Core Concepts and Heuristics

This chapter outlines the basics of our socioecological theory. It starts with the question of why entities such as ‘culture’ have been so successful that an evolving species like humankind could become the dominant power on the planet. It explains social systems as ‘hybrids’, a structural coupling between a (cultural) communication system and interconnected biophysical elements. In what sense are humans, domestic animals and artifacts hybrids? In what sense do these elements ‘belong’ to a certain cultural (communication) system? The constitutive operation is ‘colonization’. Human beings are culturally ‘colonized’, as are their livestock and their artifacts. These hybrid elements and the metabolic flows required to maintain them determine the social system’s impact upon the ‘rest of nature’. This influence happens through the metabolic exchange of energy and materials (which in part occurs unintentionally, such as breathing or evaporation) and through ‘labor’, or culturally guided human action.
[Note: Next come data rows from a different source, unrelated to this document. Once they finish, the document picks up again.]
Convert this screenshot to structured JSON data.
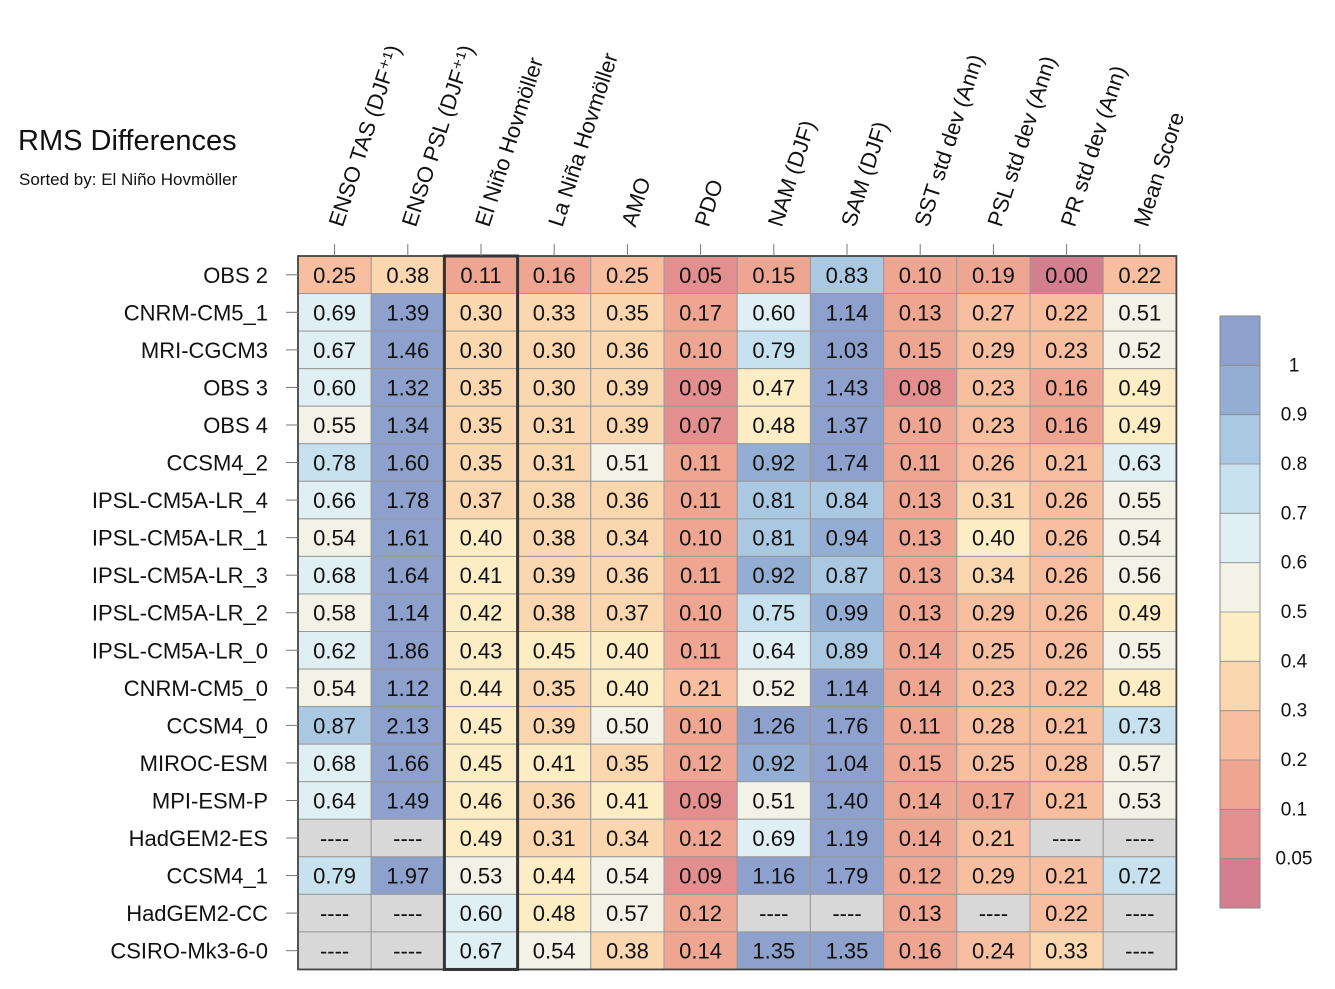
{
  "title": "RMS Differences",
  "subtitle": "Sorted by: El Niño Hovmöller",
  "chart_data": {
    "type": "heatmap",
    "title": "RMS Differences",
    "subtitle": "Sorted by: El Niño Hovmöller",
    "sorted_by": "El Niño Hovmöller",
    "highlighted_column": "El Niño Hovmöller",
    "columns": [
      "ENSO TAS (DJF⁺¹)",
      "ENSO PSL (DJF⁺¹)",
      "El Niño Hovmöller",
      "La Niña Hovmöller",
      "AMO",
      "PDO",
      "NAM (DJF)",
      "SAM (DJF)",
      "SST std dev (Ann)",
      "PSL std dev (Ann)",
      "PR std dev (Ann)",
      "Mean Score"
    ],
    "rows": [
      "OBS 2",
      "CNRM-CM5_1",
      "MRI-CGCM3",
      "OBS 3",
      "OBS 4",
      "CCSM4_2",
      "IPSL-CM5A-LR_4",
      "IPSL-CM5A-LR_1",
      "IPSL-CM5A-LR_3",
      "IPSL-CM5A-LR_2",
      "IPSL-CM5A-LR_0",
      "CNRM-CM5_0",
      "CCSM4_0",
      "MIROC-ESM",
      "MPI-ESM-P",
      "HadGEM2-ES",
      "CCSM4_1",
      "HadGEM2-CC",
      "CSIRO-Mk3-6-0"
    ],
    "values": [
      [
        "0.25",
        "0.38",
        "0.11",
        "0.16",
        "0.25",
        "0.05",
        "0.15",
        "0.83",
        "0.10",
        "0.19",
        "0.00",
        "0.22"
      ],
      [
        "0.69",
        "1.39",
        "0.30",
        "0.33",
        "0.35",
        "0.17",
        "0.60",
        "1.14",
        "0.13",
        "0.27",
        "0.22",
        "0.51"
      ],
      [
        "0.67",
        "1.46",
        "0.30",
        "0.30",
        "0.36",
        "0.10",
        "0.79",
        "1.03",
        "0.15",
        "0.29",
        "0.23",
        "0.52"
      ],
      [
        "0.60",
        "1.32",
        "0.35",
        "0.30",
        "0.39",
        "0.09",
        "0.47",
        "1.43",
        "0.08",
        "0.23",
        "0.16",
        "0.49"
      ],
      [
        "0.55",
        "1.34",
        "0.35",
        "0.31",
        "0.39",
        "0.07",
        "0.48",
        "1.37",
        "0.10",
        "0.23",
        "0.16",
        "0.49"
      ],
      [
        "0.78",
        "1.60",
        "0.35",
        "0.31",
        "0.51",
        "0.11",
        "0.92",
        "1.74",
        "0.11",
        "0.26",
        "0.21",
        "0.63"
      ],
      [
        "0.66",
        "1.78",
        "0.37",
        "0.38",
        "0.36",
        "0.11",
        "0.81",
        "0.84",
        "0.13",
        "0.31",
        "0.26",
        "0.55"
      ],
      [
        "0.54",
        "1.61",
        "0.40",
        "0.38",
        "0.34",
        "0.10",
        "0.81",
        "0.94",
        "0.13",
        "0.40",
        "0.26",
        "0.54"
      ],
      [
        "0.68",
        "1.64",
        "0.41",
        "0.39",
        "0.36",
        "0.11",
        "0.92",
        "0.87",
        "0.13",
        "0.34",
        "0.26",
        "0.56"
      ],
      [
        "0.58",
        "1.14",
        "0.42",
        "0.38",
        "0.37",
        "0.10",
        "0.75",
        "0.99",
        "0.13",
        "0.29",
        "0.26",
        "0.49"
      ],
      [
        "0.62",
        "1.86",
        "0.43",
        "0.45",
        "0.40",
        "0.11",
        "0.64",
        "0.89",
        "0.14",
        "0.25",
        "0.26",
        "0.55"
      ],
      [
        "0.54",
        "1.12",
        "0.44",
        "0.35",
        "0.40",
        "0.21",
        "0.52",
        "1.14",
        "0.14",
        "0.23",
        "0.22",
        "0.48"
      ],
      [
        "0.87",
        "2.13",
        "0.45",
        "0.39",
        "0.50",
        "0.10",
        "1.26",
        "1.76",
        "0.11",
        "0.28",
        "0.21",
        "0.73"
      ],
      [
        "0.68",
        "1.66",
        "0.45",
        "0.41",
        "0.35",
        "0.12",
        "0.92",
        "1.04",
        "0.15",
        "0.25",
        "0.28",
        "0.57"
      ],
      [
        "0.64",
        "1.49",
        "0.46",
        "0.36",
        "0.41",
        "0.09",
        "0.51",
        "1.40",
        "0.14",
        "0.17",
        "0.21",
        "0.53"
      ],
      [
        "----",
        "----",
        "0.49",
        "0.31",
        "0.34",
        "0.12",
        "0.69",
        "1.19",
        "0.14",
        "0.21",
        "----",
        "----"
      ],
      [
        "0.79",
        "1.97",
        "0.53",
        "0.44",
        "0.54",
        "0.09",
        "1.16",
        "1.79",
        "0.12",
        "0.29",
        "0.21",
        "0.72"
      ],
      [
        "----",
        "----",
        "0.60",
        "0.48",
        "0.57",
        "0.12",
        "----",
        "----",
        "0.13",
        "----",
        "0.22",
        "----"
      ],
      [
        "----",
        "----",
        "0.67",
        "0.54",
        "0.38",
        "0.14",
        "1.35",
        "1.35",
        "0.16",
        "0.24",
        "0.33",
        "----"
      ]
    ],
    "missing_marker": "----",
    "colorbar": {
      "levels": [
        "1",
        "0.9",
        "0.8",
        "0.7",
        "0.6",
        "0.5",
        "0.4",
        "0.3",
        "0.2",
        "0.1",
        "0.05"
      ],
      "thresholds": [
        0,
        0.05,
        0.1,
        0.2,
        0.3,
        0.4,
        0.5,
        0.6,
        0.7,
        0.8,
        0.9,
        1
      ],
      "colors": [
        "#d47f8f",
        "#e38f8f",
        "#eea592",
        "#f8bea0",
        "#fbd7b0",
        "#fdedc5",
        "#f3f2e6",
        "#e0eff4",
        "#c7e1ee",
        "#aac8e2",
        "#94add3",
        "#8da1cc"
      ],
      "missing_color": "#d8d8d8"
    }
  }
}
The sociometabolic model is described in the following section as an interrelation of stocks (human population, territory, livestock and artifacts) and flows (energy and materials). It has systematic similarities with national accounting and is thus useful for addressing many research questions, such as the resource productivity of a national economy or its energy intensity. To some extent, it is the description of an economy, at any time in history, using biophysical instead monetary parameters.